We're always sad to see a former champion start to slip. It was just two years ago that Kerio Personal Firewall was the top of its game, but today its slowly becoming a shadow of its former self. Kerio stopped development of the program in 2005 and it has since been taken on by Sunbelt.
It's touted as a replacement for the popular free firewall from Sygate, now discontinued. The full version is still feature-rich, easy to use and a bargain at £10. If you download the program and choose not to register it, a basic free firewall remains. Although it's shown strength in the past, the results of most tests with the new KPF were disappointing.
It passed our port scan with stealth, but failed nearly half of our leak tests and was easily shut down by more than half of the kill tests we threw at it.
Even more disconcerting is a default program setting that sets 'Any other application' (those not explicitly configured for program-based control) to access the Internet via an Allow setting. We noticed this when researching why we weren't seeing any alerts (or traffic blocking) as new programs were opened. We even installed KPF on another system, thinking we'd made a mistake.

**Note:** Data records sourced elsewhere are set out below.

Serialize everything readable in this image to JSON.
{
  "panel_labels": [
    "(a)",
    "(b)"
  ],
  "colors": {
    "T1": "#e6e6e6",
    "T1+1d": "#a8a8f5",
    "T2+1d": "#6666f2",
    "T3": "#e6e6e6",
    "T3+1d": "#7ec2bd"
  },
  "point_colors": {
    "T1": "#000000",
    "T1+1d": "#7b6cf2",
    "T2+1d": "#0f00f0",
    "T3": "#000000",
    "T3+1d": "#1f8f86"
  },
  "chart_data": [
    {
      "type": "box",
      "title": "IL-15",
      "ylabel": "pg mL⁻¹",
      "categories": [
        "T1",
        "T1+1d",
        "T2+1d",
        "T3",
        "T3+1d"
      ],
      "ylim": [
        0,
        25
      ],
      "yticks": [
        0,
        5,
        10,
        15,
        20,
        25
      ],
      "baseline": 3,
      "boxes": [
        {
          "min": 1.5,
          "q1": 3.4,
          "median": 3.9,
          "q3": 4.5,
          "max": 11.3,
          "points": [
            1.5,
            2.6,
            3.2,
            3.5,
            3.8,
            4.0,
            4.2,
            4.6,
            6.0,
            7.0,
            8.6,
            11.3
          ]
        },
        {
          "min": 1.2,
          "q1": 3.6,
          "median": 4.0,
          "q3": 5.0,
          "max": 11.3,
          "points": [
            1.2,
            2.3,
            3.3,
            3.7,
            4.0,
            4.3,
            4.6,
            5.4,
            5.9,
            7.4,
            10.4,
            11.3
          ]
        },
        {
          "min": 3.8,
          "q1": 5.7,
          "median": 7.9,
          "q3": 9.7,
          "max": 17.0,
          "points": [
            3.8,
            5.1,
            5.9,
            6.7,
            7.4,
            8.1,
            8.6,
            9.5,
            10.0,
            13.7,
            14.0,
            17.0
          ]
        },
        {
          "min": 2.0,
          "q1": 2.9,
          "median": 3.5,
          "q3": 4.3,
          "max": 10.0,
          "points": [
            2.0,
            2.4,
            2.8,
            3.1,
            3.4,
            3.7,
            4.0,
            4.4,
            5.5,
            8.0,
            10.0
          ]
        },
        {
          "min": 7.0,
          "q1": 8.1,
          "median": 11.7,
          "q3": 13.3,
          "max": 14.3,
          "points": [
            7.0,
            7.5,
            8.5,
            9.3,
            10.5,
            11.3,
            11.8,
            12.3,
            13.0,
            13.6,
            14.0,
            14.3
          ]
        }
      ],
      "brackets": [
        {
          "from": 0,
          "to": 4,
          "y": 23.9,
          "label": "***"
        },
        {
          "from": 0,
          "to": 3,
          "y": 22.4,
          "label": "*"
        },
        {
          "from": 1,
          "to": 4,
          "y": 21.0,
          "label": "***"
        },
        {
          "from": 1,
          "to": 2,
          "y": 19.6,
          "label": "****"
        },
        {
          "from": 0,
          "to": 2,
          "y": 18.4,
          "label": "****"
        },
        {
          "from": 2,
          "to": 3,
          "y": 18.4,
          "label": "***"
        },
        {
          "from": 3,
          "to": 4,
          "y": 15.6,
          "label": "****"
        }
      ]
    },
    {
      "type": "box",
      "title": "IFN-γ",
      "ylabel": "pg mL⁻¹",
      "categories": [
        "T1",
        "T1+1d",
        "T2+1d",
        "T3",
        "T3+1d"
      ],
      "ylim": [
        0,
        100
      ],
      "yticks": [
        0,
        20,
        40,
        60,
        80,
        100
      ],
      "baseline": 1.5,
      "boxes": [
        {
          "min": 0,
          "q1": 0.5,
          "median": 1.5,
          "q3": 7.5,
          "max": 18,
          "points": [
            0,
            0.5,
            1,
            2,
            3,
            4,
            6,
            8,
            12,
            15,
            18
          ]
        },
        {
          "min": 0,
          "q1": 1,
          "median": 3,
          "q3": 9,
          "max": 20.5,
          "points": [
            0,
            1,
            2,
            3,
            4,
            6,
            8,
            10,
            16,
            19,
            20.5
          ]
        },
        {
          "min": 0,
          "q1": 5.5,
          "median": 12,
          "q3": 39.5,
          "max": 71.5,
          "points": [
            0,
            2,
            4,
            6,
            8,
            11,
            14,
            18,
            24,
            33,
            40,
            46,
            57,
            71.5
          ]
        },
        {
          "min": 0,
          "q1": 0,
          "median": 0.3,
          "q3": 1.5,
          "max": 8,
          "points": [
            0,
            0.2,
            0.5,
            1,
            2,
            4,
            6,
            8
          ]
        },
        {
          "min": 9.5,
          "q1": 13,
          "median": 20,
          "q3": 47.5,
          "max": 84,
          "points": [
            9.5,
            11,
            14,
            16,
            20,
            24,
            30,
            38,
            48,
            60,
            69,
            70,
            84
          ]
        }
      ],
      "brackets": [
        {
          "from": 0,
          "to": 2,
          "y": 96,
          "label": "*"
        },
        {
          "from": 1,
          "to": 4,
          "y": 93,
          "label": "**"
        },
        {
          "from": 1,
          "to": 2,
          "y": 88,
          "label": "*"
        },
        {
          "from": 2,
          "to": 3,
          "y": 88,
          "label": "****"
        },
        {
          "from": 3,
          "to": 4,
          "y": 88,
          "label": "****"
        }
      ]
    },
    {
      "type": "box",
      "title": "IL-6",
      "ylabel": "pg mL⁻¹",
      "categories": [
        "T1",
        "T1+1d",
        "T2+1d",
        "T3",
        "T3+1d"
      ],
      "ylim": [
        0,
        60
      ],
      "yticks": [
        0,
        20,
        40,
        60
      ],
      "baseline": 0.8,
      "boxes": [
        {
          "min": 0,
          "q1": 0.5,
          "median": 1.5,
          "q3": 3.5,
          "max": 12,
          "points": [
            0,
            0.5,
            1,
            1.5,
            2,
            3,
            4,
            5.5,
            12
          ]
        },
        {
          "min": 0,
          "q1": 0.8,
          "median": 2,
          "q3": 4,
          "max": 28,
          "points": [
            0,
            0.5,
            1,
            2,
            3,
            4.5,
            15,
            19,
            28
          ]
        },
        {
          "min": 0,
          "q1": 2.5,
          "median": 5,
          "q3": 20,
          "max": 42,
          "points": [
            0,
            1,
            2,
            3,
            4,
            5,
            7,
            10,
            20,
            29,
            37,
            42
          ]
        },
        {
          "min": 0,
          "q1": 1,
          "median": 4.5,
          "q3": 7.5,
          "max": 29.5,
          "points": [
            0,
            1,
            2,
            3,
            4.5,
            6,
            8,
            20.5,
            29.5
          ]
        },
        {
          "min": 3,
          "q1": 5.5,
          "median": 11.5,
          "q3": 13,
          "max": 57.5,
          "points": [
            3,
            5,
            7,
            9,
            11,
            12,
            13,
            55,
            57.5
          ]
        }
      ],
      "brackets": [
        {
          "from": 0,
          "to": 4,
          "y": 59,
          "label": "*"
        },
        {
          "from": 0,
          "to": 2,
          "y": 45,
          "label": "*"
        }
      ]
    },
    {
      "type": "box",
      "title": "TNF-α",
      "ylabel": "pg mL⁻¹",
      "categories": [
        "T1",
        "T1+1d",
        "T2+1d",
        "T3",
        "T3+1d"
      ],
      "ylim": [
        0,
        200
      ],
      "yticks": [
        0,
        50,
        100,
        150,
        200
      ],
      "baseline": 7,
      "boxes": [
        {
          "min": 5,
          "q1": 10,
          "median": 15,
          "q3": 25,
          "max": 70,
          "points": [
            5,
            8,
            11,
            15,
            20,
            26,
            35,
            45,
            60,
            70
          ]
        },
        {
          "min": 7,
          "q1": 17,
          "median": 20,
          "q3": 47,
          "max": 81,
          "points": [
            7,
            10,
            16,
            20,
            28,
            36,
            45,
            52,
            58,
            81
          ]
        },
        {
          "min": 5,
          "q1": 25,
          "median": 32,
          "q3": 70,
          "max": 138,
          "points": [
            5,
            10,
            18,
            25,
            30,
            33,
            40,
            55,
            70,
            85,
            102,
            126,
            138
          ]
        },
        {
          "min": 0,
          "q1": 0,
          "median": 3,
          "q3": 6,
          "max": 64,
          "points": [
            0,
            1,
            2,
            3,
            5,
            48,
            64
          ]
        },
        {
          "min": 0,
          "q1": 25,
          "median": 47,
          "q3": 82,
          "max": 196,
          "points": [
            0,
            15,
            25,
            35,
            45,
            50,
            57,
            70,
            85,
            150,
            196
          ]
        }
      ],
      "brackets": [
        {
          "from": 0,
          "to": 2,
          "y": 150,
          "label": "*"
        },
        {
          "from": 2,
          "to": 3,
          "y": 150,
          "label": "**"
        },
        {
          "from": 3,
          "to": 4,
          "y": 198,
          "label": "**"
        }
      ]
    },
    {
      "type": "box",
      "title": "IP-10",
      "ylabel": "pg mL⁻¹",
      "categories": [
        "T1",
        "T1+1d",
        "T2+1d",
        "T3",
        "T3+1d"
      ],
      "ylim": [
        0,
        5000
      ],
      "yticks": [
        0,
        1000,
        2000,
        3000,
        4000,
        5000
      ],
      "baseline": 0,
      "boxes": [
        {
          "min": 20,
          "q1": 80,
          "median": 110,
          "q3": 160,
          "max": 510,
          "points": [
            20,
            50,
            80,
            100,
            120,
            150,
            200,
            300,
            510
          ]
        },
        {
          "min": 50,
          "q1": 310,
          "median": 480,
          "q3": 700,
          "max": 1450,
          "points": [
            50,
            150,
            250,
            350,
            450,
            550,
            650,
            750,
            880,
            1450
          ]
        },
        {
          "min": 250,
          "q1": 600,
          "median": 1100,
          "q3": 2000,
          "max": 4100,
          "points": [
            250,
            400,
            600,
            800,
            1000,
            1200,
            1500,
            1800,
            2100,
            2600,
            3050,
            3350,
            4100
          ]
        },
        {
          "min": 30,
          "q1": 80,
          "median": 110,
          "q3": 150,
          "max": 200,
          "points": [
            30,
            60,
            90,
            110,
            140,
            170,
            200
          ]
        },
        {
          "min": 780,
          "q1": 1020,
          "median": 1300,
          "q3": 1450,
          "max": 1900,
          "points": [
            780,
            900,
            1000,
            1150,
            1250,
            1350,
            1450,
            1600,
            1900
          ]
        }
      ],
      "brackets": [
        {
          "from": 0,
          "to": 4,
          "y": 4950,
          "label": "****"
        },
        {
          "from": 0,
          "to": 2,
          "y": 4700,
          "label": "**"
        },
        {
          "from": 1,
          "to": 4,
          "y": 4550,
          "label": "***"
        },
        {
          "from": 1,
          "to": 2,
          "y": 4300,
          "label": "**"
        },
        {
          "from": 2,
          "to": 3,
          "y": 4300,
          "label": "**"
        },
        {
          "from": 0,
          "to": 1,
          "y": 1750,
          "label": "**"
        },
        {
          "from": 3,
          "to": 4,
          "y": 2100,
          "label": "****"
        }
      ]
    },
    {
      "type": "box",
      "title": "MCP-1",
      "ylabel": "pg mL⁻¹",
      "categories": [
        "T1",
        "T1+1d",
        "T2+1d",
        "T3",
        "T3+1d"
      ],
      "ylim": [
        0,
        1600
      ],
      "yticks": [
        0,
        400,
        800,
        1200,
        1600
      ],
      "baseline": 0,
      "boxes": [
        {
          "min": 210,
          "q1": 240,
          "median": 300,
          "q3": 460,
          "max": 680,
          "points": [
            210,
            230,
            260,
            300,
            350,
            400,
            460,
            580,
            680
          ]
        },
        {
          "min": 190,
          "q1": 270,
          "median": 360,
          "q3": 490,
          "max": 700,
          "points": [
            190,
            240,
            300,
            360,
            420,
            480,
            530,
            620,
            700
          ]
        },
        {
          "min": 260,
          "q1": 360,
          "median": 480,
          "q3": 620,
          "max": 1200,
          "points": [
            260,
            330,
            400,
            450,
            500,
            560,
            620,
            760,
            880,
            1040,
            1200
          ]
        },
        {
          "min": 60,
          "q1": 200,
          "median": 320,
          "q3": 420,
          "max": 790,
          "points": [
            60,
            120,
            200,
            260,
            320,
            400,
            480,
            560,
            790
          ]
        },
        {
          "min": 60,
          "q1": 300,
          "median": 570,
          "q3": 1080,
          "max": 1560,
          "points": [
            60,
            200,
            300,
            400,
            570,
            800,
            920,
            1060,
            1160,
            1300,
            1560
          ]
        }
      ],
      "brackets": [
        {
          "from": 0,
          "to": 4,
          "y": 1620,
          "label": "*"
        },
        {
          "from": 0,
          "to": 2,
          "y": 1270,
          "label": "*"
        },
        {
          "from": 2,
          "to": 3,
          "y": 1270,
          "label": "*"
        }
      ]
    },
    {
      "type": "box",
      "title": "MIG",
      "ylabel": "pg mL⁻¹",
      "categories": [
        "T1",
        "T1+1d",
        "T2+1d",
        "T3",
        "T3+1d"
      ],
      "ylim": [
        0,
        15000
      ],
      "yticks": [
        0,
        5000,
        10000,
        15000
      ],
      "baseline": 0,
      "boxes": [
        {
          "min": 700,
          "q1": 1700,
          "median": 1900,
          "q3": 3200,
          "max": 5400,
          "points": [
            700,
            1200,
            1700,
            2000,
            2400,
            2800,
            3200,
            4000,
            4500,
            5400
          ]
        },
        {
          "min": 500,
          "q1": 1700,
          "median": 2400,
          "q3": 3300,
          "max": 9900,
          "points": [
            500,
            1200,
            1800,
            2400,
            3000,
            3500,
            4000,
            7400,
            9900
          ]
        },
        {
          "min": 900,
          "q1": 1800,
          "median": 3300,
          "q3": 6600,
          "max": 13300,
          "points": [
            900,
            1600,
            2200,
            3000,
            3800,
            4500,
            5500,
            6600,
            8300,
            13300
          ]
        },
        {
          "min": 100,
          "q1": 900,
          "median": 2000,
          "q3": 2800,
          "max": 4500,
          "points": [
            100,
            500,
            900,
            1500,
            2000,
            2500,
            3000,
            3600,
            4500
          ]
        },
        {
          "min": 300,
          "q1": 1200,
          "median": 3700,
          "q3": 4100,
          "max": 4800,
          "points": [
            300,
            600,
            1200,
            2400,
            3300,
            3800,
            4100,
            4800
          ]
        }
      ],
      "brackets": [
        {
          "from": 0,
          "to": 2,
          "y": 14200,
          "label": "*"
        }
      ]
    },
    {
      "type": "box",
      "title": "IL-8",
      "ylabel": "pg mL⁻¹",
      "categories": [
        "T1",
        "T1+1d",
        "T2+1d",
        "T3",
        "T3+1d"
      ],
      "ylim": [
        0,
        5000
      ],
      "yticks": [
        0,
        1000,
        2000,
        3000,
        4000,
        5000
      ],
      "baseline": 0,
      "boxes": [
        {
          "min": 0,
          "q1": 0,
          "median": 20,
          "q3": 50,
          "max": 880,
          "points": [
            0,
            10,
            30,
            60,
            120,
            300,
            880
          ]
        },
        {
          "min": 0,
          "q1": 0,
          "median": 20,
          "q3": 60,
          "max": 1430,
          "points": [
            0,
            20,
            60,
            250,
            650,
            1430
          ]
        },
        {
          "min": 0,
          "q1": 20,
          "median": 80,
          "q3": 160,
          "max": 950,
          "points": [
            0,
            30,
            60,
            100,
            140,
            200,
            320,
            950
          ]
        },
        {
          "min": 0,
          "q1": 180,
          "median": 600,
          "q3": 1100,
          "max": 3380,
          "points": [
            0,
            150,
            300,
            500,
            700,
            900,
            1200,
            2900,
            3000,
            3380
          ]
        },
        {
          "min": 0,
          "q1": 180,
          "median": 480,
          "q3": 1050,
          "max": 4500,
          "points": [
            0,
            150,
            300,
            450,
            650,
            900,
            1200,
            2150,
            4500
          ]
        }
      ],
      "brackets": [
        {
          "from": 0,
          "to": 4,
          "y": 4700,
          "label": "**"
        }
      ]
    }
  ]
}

In fairness, we were able to resolve the issue with one simple change, namely changing the aforementioned setting from Allow to Ask. The problem is that a less-experienced user might never know to do the same. While this setting results in far less alert messages, it increases risk factors as well.
We think that with a few key improvements, Sunbelt's KPF could be a real replacement for Sygate Personal Firewall. However, for that to happen Sunbelt will need to put this firewall through a new set of paces.